The Chinese regime often jails its critics, including journalists, and Chinese media are severely restricted in terms of what they can report on.

RSF stated that Beijing is now trying to export its repressive media model globally, with the aim of stopping journalism that would investigate its activities abroad.

“It is also to create a new world media order, in which journalism would be replaced by state propaganda,” said RSF researcher Cedric Alviani, who authored a recent report on China’s attempts to legally and illegally influence how it is portrayed by international media.

His report, the product of information gathered from RSF sources worldwide, including 150 correspondents, states that the Chinese regime is investing in foreign news organizations and buying vast amounts of advertising in international media to prevent negative coverage of it.

Alviani said Africa is on the “frontline” of this strategy, as Beijing sees huge potential for development, and thus profits, on the continent.

According to RSF, the Chinese Communist Party needs “friendly” media in Africa to present a good image of it and its projects to the public, which would, in turn, give it easier access to continental resources.

Alviani said the Chinese regime doesn’t want journalists to probe anything negative associated with its pursuits in Africa, such as pollution of local environments caused by its industrial activity.

Taking Over Media

In line with its massive investments in infrastructure projects in Africa, China is building radio and TV stations across the continent, and funding African media.

“It is not impossible that in one or two decades, China would actually be the major owner of African media and African broadcasting networks,” Alviani said.

Many African journalists have gone to China for state media training, where they’re encouraged to tell positive stories about the Chinese in Africa.

Alviani said the growth of CGTN on the continent, with headquarters in Nairobi and bureaus in Cairo, Johannesburg, and Lagos employing hundreds of African journalists and many more freelancers, is “particularly worrying.”

“CGTN has the flavor of Africa; it looks like it is made for the good of Africa. But actually, it is a propaganda channel that obeys the Chinese [regime’s] interests.

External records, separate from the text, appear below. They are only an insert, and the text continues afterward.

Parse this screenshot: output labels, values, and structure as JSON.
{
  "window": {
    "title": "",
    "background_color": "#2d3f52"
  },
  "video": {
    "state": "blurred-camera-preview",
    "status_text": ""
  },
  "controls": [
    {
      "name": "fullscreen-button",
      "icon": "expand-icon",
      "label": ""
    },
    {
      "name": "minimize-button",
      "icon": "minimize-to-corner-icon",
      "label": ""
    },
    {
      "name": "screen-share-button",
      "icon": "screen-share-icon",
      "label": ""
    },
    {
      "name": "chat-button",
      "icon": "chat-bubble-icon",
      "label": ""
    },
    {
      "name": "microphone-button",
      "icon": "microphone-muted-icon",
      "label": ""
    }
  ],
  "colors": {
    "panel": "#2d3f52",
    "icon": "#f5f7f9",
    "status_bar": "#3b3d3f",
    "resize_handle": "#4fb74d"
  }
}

You will never hear any voices opposing anything the Chinese are doing in Africa on CGTN. Everything that viewers see on the network puts China in a good light,” he said.

Resistance and Control

Professor Herman Wasserman, of the University of Cape Town’s media studies department, said Beijing’s media model is “clearly not well-suited to Africa, where democracies are in many parts of the continent very fragile.”

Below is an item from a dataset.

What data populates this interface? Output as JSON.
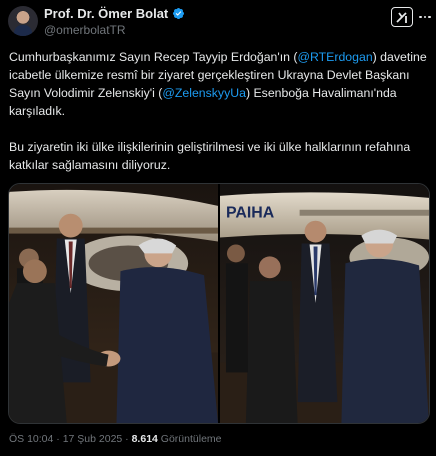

Wasserman, a former visiting professor at Tsinghua University in Beijing, has published extensively on how China and its activities are reported in Africa.

He said the Chinese media presence in Africa is big, “and getting bigger,” but its products aren’t popular, at least for the moment.

“In some countries like South Africa and Kenya and other places where there is a more vibrant media industry, there’s also quite a strong, ingrained bias against Chinese media,” Wasserman said.

Wasserman is watching Beijing’s expansion of its media interests in Africa closely.

“It’s maybe not in the first instance directed at stamping out press freedom in Africa, but it is aimed at trying to create a more positive picture of itself, and, yes, trying to limit criticism of itself in Africa,“ he said. ”As it embarks on greater economic and political influence on the continent, it seeks to promote a positive image of that influence through a greater presence in the media sphere.”

But RSF stated this greater presence includes financial support for African media, who obviously won’t bite the hand that feeds them.

The watchdog uses the example of South African writer Azad Essa, whose column for the Independent Online was ended in 2018 shortly after he criticized Beijing’s treatment of the Uyghur Muslim community in China.

A Chinese group has a 20 percent stake in the Independent.

Wasserman said China’s influence could be subtle. He explained that African media owners funded by China would practice self-censorship, cutting anything they think might offend Beijing.

RSF stated that more overt attempts by Chinese authorities to repress African journalists include training local officials to spy on them and providing equipment for surveillance of the internet and cellphones.

Wasserman said, however, that the role of African media and civil society shouldn’t be ignored in the resistance of attempts to influence media on the continent.

“I think there’s a great deal of resistance in Africa against any attempts to stamp out press freedom, whether those attempts come from Beijing or wherever,” he said.